The Raiders may not quite sit in the ‘elite four’ of Penrith, Melbourne, Souths and the Roosters as far as premiership credentials are concerned, but it’s not difficult to make an argument for Ricky Stuart’s side to be there when the whips are cracking at the business end of the season.

Canberra’s only loss this season came against the Warriors on a day where Stuart lost troops left, right and centre – and only Roger Tuivasa-Sheck’s desperate hand robbed them of a miracle win on the buzzer in the nation’s capital.

But for me there is a stark difference between where Penrith and Canberra sit as footy teams and as premiership contenders this year.
At the Panthers, winning has become a habit. This side expects to win, and it shows in the incredible confidence they display week in, week out – led by an energetic playing group that is primarily made up of local products who did very little but win during their time in the club’s junior systems. There is a comfortability in watching Penrith these days – you just feel they’ll get the job done and like Melbourne, are unlikely to surrender a lead when they get it.

Charlie Staines scores for Penrith against Melbourne. Photo: Megan Dunn.

Canberra to me still look like a side that makes winning difficult. Against the Tigers in Round 1 they had to come from behind to eventually post a win, while their victories against Cronulla and Gold Coast were a lot harder than they needed to be. That loss to the Warriors – albeit with injury as an obvious excuse – came despite the side having a handy lead mid-way through the second half. There’s just something about Canberra you can’t trust – they make it hard for themselves, and it impacts their ability to really solidify where they sit in the competition.

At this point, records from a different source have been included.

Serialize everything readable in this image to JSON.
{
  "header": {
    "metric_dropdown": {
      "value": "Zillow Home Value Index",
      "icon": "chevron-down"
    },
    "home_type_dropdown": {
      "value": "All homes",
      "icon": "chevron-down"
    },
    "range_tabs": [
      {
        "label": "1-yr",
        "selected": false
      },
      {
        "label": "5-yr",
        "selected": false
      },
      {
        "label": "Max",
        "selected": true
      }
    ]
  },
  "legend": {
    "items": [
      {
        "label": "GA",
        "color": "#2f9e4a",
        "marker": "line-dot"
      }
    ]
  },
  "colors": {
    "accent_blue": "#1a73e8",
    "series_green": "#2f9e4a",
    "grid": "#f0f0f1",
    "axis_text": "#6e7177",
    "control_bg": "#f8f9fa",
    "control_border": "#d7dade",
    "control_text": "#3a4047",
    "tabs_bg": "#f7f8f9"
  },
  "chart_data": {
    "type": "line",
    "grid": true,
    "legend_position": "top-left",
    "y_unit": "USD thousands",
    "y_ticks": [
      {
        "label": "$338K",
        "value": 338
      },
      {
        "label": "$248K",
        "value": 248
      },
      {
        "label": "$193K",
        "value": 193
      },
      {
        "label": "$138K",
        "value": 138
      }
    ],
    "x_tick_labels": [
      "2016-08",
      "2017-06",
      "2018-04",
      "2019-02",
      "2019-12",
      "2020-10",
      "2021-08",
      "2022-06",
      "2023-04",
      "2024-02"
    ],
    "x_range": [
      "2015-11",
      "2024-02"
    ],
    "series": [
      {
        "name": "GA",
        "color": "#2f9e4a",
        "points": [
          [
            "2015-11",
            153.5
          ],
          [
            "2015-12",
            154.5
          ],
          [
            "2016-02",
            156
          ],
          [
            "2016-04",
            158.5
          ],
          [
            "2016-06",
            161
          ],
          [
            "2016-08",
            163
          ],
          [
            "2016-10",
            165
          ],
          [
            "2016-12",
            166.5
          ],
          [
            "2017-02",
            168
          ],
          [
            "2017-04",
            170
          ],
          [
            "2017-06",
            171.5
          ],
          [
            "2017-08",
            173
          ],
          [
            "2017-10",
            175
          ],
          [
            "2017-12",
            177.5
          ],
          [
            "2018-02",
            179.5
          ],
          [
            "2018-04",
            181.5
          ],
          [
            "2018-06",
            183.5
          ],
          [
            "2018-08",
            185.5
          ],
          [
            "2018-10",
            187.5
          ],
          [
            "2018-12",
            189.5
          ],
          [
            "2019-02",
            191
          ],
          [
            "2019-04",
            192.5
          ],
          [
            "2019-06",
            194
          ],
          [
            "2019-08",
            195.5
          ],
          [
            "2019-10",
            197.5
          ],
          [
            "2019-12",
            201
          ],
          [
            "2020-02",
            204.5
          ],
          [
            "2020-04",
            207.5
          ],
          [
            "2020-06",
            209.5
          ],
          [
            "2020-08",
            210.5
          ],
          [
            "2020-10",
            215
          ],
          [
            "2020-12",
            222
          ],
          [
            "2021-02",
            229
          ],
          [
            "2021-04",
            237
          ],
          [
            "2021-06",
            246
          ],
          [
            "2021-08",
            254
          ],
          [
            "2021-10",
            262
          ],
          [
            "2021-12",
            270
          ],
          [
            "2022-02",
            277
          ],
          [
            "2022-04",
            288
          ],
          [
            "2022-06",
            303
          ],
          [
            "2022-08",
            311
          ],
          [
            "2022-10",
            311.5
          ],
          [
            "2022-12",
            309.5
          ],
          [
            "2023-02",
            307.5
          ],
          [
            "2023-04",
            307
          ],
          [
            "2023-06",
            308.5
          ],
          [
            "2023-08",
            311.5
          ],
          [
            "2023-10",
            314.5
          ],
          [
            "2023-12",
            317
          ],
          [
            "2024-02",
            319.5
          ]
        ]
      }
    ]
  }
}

As a team on paper, however, Canberra boast plenty of talent. The likes of Charnze Nicoll-Klokstad, Jordan Rapana and Jack Wighton have the ability to create tries out of nothing, and combined with a strong forward pack it’s why the Raiders can often pile on points quickly, pouncing on momentum and strangling other sides of possession.

It’s that forward battle that really highlights this game on Friday night.

The likes of Josh Papalii and Ryan Sutton up against Moses Leota and James Fisher-Harris, and the enticing match-up of a returning Joseph Tapine and Isaah Yeo open this game up to be a real fight in the middle.

Nathan Cleary was strong against the Sea Eagles. Photo: NRL Images.

Any side’s game plan will focus on exposing a weakness in the opposition and while Penrith offer few hints to cracking their winning formula at present, the fact that 50 per cent of the Panthers’ spine is unavailable does open up some opportunities for Canberra.

Ivan Cleary has done well to patch the losses of Api Koroisau and Dylan Edwards for now, but Canberra will certainly be looking to expose those perceived weaknesses in Penrith’s armour, particularly when it comes to Stephen Crichton’s positional play at fullback.

I’m expecting a real tough tussle in the first half, but Penrith should be able to get the job done in the end – habits are bad to break.

Tip: Panthers by 8.

Penrith and Canberra play at BlueBet Stadium on Friday, April 9 at 7.55pm.